Antagonists of store-operated Ca²⁺ channels

As mentioned earlier, there is considerable interest in store-operated Ca²⁺ channels as potential therapeutic targets [42]. The imidazole antimycotic, itraconazole, antagonizes store-operated Ca²⁺ influx mechanisms in human neutrophils in vitro[59], while the structurally related triazole, fluconazole, improved survival in a limited number of critically ill patients with septic shock, an effect not attributed to its antifungal activity [96]. Clearly, selective and potent inhibitors of the TRP channel family have therapeutic potential for a range of inflammatory disorders. Although this field of immunopharmacology is exciting and holds considerable therapeutic promise, meaningful progress is, however, dependent on target validation and on the design and synthesis of selective pharmacological agents.

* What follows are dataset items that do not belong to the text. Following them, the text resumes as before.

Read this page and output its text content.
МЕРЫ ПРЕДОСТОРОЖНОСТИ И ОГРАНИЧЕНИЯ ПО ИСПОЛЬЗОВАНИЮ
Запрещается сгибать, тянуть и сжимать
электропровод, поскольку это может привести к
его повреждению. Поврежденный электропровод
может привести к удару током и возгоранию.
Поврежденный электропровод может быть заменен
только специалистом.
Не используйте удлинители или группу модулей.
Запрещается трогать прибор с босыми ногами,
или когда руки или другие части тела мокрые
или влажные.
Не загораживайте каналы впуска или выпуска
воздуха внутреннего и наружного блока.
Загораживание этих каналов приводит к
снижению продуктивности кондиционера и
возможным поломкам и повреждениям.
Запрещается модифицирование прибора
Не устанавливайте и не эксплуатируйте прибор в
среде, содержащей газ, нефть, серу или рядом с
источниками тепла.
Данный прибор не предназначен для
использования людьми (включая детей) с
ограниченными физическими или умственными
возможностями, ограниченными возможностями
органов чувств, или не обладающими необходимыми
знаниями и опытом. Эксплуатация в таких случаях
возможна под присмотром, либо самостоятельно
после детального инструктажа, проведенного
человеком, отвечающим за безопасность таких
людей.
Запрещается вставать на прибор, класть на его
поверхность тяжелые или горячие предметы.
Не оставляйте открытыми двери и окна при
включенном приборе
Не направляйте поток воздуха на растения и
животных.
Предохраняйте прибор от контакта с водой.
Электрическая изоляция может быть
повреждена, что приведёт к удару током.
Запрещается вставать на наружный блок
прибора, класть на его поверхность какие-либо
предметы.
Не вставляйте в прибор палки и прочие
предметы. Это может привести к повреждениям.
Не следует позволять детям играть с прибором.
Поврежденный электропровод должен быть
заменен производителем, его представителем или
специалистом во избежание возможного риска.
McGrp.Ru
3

Phospholipase C (PLC) and NADPH oxidase

U73122, an inhibitor of PLC, has been shown in vivo to block carrageenan-induced paw oedema and leucocyte accumulation, as well as lipopolysaccharide-induced cellular infiltration and prostaglandin production in animal models [97]. Clofazimine, an antileprosy agent, potentiates NADPH oxidase activity [98], but also possesses well-documented anti-inflammatory actions [99], possibly reflecting the recognized role of the oxidase in restraining Ca²⁺ influx [22,35,37,100].